龍神沼に着いたのならば、出してくれるという約束でした。そこで、龍神様が、沼から上
がってくるのを、お峰は一人で静かに待つのだという話でした。

                 *

 グワッシャ〜ン。
 相当に近いところに、雷が落ちたようでした。岩が砕けるような轟音がしました。
「早くしなさい!。龍神様がお怒りじゃ」
「よいしょお!!」
 男たちの掛け声が、しました。

                 *

 次の瞬間、お峰を入れた桶が、横倒しになっていました。ぐるぐると回転を初めていま
した。角隠しの頭を厚い蓋に強くぶつけていました。目から火花が散っていました。龍神
沼の水面までは、かなり急な斜面の土手があるのです。そこを転がっているのでしょう。
身体を支えることも出来ずに、壁に身体をぶつけていました。いくら雷雨で焦っていたに
しても、龍神様の嫁に対して、何という失礼な扱いをするのでしょうか。さすがに、温厚
なお峰も腹を立てていました。龍神様に天罰を与えて下さいますようにと、思わず祈って
いました。

                 *

 ばっしゃん。
 お峰は、桶が水面に落ちたのが分かりました。そのまま、しばらくの間は、桶は中の空
気の浮力で、浮いたままでいました。小さな穴から、水がちょろちょろと入ってきました。
その内の一つだけは、お峰は、なんとか不自由な手の指を入れて、塞ぐことができました。
もう一つも片足の裏を当てました。
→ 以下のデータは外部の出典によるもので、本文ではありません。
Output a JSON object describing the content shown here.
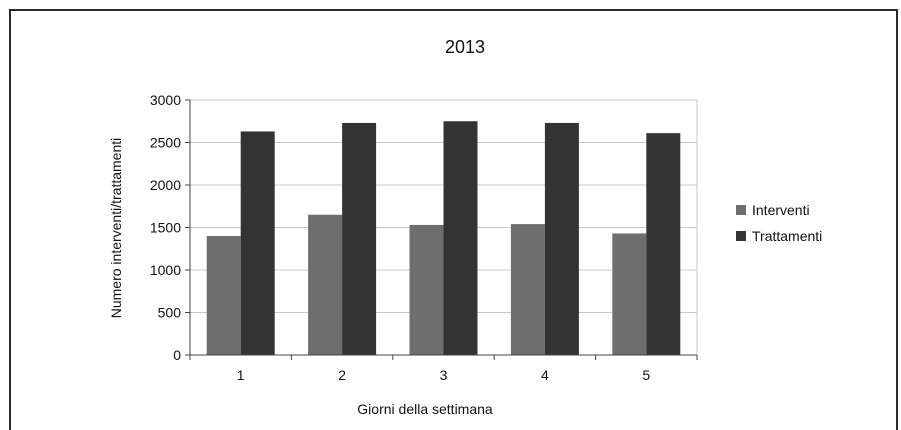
{
  "colors": {
    "interventi": "#6e6e6e",
    "trattamenti": "#333333",
    "grid": "#c8c8c8",
    "axis": "#444444"
  },
  "chart_data": {
    "type": "bar",
    "title": "2013",
    "xlabel": "Giorni della settimana",
    "ylabel": "Numero interventi/trattamenti",
    "categories": [
      "1",
      "2",
      "3",
      "4",
      "5"
    ],
    "ylim": [
      0,
      3000
    ],
    "yticks": [
      "0",
      "500",
      "1000",
      "1500",
      "2000",
      "2500",
      "3000"
    ],
    "grid": true,
    "legend_position": "right",
    "series": [
      {
        "name": "Interventi",
        "values": [
          1400,
          1650,
          1530,
          1540,
          1430
        ]
      },
      {
        "name": "Trattamenti",
        "values": [
          2630,
          2730,
          2750,
          2730,
          2610
        ]
      }
    ]
  }
}
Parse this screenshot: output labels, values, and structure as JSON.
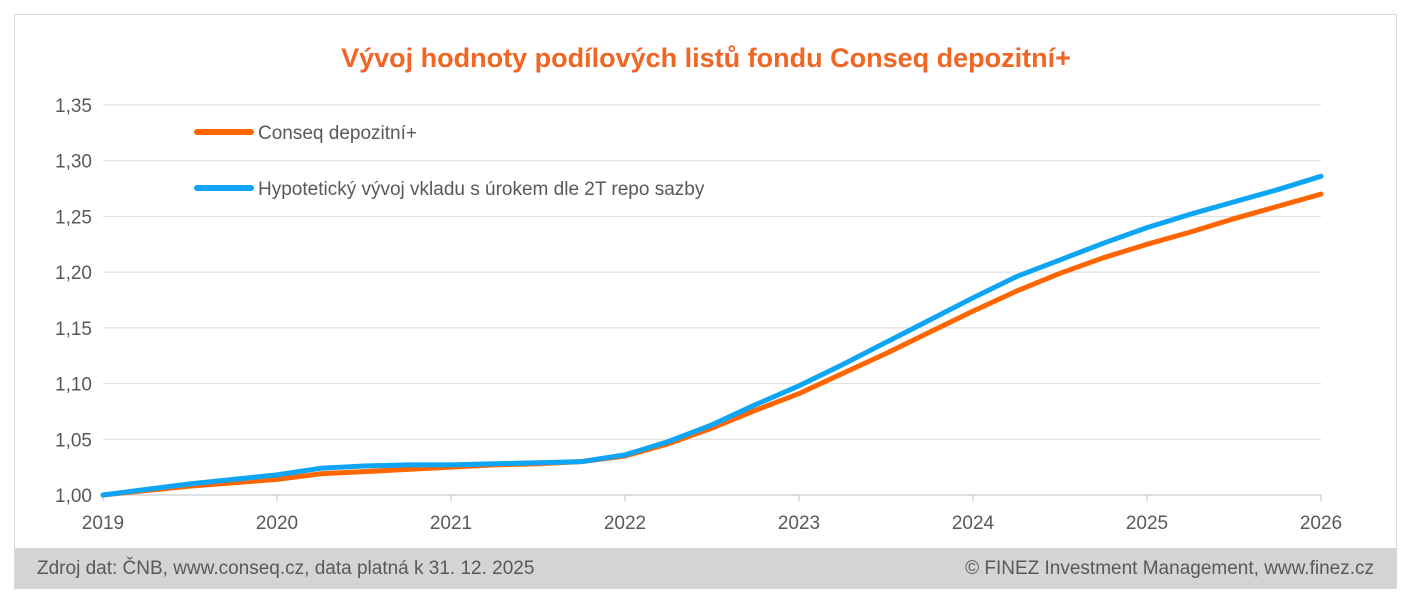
{
  "chart_data": {
    "type": "line",
    "title": "Vývoj hodnoty podílových listů fondu Conseq depozitní+",
    "xlabel": "",
    "ylabel": "",
    "xlim": [
      2019,
      2026
    ],
    "ylim": [
      1.0,
      1.35
    ],
    "x_ticks": [
      "2019",
      "2020",
      "2021",
      "2022",
      "2023",
      "2024",
      "2025",
      "2026"
    ],
    "y_ticks": [
      "1,00",
      "1,05",
      "1,10",
      "1,15",
      "1,20",
      "1,25",
      "1,30",
      "1,35"
    ],
    "grid": "horizontal",
    "legend_position": "top-left",
    "series": [
      {
        "name": "Conseq depozitní+",
        "color": "#ff6600",
        "x": [
          2019.0,
          2019.25,
          2019.5,
          2019.75,
          2020.0,
          2020.25,
          2020.5,
          2020.75,
          2021.0,
          2021.25,
          2021.5,
          2021.75,
          2022.0,
          2022.25,
          2022.5,
          2022.75,
          2023.0,
          2023.25,
          2023.5,
          2023.75,
          2024.0,
          2024.25,
          2024.5,
          2024.75,
          2025.0,
          2025.25,
          2025.5,
          2025.75,
          2026.0
        ],
        "values": [
          1.0,
          1.004,
          1.008,
          1.011,
          1.014,
          1.019,
          1.021,
          1.023,
          1.025,
          1.027,
          1.028,
          1.03,
          1.035,
          1.046,
          1.06,
          1.076,
          1.091,
          1.109,
          1.127,
          1.146,
          1.165,
          1.183,
          1.199,
          1.213,
          1.225,
          1.236,
          1.248,
          1.259,
          1.27
        ]
      },
      {
        "name": "Hypotetický vývoj vkladu s úrokem dle 2T repo sazby",
        "color": "#0ea5f5",
        "x": [
          2019.0,
          2019.25,
          2019.5,
          2019.75,
          2020.0,
          2020.25,
          2020.5,
          2020.75,
          2021.0,
          2021.25,
          2021.5,
          2021.75,
          2022.0,
          2022.25,
          2022.5,
          2022.75,
          2023.0,
          2023.25,
          2023.5,
          2023.75,
          2024.0,
          2024.25,
          2024.5,
          2024.75,
          2025.0,
          2025.25,
          2025.5,
          2025.75,
          2026.0
        ],
        "values": [
          1.0,
          1.005,
          1.01,
          1.014,
          1.018,
          1.024,
          1.026,
          1.027,
          1.027,
          1.028,
          1.029,
          1.03,
          1.036,
          1.048,
          1.063,
          1.081,
          1.098,
          1.117,
          1.137,
          1.157,
          1.177,
          1.196,
          1.211,
          1.226,
          1.24,
          1.252,
          1.263,
          1.274,
          1.286
        ]
      }
    ]
  },
  "footer": {
    "source": "Zdroj dat: ČNB, www.conseq.cz, data platná k 31. 12. 2025",
    "copyright": "© FINEZ Investment Management, www.finez.cz"
  }
}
しかし、板の穴は、ほかにも無数にあったのです。身
体で蓋をしました。しかし、とても塞ぎ切れませんでした。桶の中に水が貯まっていまし
た。溺れると思いました。息が苦しくなっていました。
「お助け下さい。龍神様。早くお迎えに、来てください」
 口の中の綿で声が出ないのです。お峰は必死になって、心で祈っていました。

                 *

 その時です。小さな穴から入ってくる水と一緒に、白く光る蛇が、音もなくしゅるんと
流れこんで来たのが、見て取れました。それは、なんと白無垢の裾から、身をくねらしな
がら、太ももの間に入り込んでしまったのです。噛まれると思いました。お峰は、両腿を
固く閉じていました。しかし、股間の割れ目の間に真下から、細い蛇の頭の部分が、ぐい
っと入り込んでくる感触がありました。たいへんです。白蛇が、少女の大事な部分に、潜
り込んでしまったのです。かすかな抵抗感がありました。それから。ずん。鈍い痛みが膣
に走りました。

                 *

 お峰は、痛みと恐怖のあまり、気を失っていましました。